The latest number of fatalities takes the total under this measure – patients who died within 28 days of first testing positive – to 2544.
The number of new daily positive cases represents 16.2% of newly-tested individuals, up from 13.5% on Thursday.
Of the new cases, 440 are in Greater Glasgow and Clyde, 306 in Lanarkshire and 192 in Lothian.
A total of 37,033 people have now tested positive for the virus in Scotland, up from 35,787 on Thursday.
There are 397 patients in hospital confirmed to have the virus, up by 20 in 24 hours. Of these patients, 33 were in intensive care, up by two.
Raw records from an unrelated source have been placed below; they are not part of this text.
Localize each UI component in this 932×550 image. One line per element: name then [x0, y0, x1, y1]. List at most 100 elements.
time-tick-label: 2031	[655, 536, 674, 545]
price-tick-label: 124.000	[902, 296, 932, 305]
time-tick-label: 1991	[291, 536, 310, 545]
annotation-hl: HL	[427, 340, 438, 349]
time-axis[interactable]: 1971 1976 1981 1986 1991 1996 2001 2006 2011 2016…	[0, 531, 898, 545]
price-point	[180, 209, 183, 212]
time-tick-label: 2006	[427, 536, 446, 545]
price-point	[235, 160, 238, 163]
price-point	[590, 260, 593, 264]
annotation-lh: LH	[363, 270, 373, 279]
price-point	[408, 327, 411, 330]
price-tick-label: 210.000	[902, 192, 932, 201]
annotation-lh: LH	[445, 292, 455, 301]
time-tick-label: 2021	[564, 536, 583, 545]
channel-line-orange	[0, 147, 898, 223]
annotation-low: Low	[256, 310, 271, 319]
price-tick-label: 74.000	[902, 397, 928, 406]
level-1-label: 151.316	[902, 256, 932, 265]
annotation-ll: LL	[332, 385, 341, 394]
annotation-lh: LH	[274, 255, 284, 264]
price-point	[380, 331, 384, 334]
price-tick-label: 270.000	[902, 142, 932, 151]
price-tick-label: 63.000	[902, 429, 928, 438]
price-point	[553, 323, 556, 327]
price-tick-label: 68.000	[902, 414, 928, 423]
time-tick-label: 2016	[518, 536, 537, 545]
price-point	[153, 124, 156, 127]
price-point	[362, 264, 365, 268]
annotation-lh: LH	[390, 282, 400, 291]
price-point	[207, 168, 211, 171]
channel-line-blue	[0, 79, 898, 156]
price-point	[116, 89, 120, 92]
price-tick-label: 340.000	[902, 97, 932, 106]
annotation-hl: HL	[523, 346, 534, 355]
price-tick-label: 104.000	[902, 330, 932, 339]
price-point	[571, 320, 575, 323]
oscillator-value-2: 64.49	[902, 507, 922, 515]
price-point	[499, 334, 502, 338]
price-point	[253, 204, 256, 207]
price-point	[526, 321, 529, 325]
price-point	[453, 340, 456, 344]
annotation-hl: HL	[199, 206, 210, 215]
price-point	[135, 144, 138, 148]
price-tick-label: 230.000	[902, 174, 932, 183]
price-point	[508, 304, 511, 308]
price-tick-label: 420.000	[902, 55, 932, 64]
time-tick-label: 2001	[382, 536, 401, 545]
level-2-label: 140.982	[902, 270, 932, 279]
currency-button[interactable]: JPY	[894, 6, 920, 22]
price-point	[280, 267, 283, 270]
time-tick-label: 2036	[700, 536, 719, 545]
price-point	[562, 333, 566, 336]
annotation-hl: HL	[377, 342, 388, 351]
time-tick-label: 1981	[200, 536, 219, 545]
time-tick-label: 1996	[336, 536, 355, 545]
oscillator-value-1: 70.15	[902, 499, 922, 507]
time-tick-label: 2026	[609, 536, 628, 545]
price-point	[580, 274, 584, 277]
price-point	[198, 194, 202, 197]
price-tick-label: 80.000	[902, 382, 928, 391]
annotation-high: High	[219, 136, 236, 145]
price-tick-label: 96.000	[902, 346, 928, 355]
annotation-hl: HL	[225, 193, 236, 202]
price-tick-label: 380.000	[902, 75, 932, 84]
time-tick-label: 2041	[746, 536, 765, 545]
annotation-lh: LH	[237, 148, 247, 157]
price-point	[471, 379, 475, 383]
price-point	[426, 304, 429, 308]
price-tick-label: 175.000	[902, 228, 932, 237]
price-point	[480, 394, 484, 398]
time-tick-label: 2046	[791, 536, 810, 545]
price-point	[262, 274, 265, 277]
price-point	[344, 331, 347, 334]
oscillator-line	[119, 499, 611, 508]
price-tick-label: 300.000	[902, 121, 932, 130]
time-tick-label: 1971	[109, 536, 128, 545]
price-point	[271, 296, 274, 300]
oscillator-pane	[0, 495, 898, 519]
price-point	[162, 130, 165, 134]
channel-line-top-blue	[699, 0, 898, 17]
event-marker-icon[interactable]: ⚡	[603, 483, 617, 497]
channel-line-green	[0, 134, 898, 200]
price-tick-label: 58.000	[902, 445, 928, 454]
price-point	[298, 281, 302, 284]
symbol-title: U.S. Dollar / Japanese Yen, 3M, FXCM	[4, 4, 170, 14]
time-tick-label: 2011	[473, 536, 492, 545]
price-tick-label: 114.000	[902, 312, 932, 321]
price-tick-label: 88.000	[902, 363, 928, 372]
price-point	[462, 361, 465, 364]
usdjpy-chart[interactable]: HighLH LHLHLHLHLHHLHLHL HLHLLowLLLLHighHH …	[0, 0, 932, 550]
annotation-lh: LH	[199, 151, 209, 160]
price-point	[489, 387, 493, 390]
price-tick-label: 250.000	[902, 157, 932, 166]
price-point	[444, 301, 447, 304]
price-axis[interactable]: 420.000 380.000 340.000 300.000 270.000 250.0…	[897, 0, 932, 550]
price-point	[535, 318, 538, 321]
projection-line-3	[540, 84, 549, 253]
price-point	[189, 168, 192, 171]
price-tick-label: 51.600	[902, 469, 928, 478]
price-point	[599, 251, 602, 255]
Meanwhile, six other patients have been confirmed with the virus at the Western General Hospital in Edinburgh.
Patients and staff are being screened for the virus as part of the health board’s response.
An incident management team (IMT) has been set up and “robust and enhanced” infection control measures have been put in place on the ward.
All patients have been informed of the outbreak and contact tracing is being carried out.
Patients who would normally return home for the weekend to spend time with families and go back to the hospital on a Monday have been asked to remain in the hospital to reduce the risk of further transmission.
Dr Donald Inverarity, chair of the IMT, said: “Our thoughts are with the family of the deceased and I would like to express our sincere condolences.
“The situation will continue to be reviewed and monitored very closely.
“Patient safety is our main priority and while we understand that the request not to go home for the weekend may be upsetting, it is necessary.
“It will help reduce the risk of onwards transmission and protect their families and the wider community.
“I would like to thank patients and their families for their co-operation and understanding.”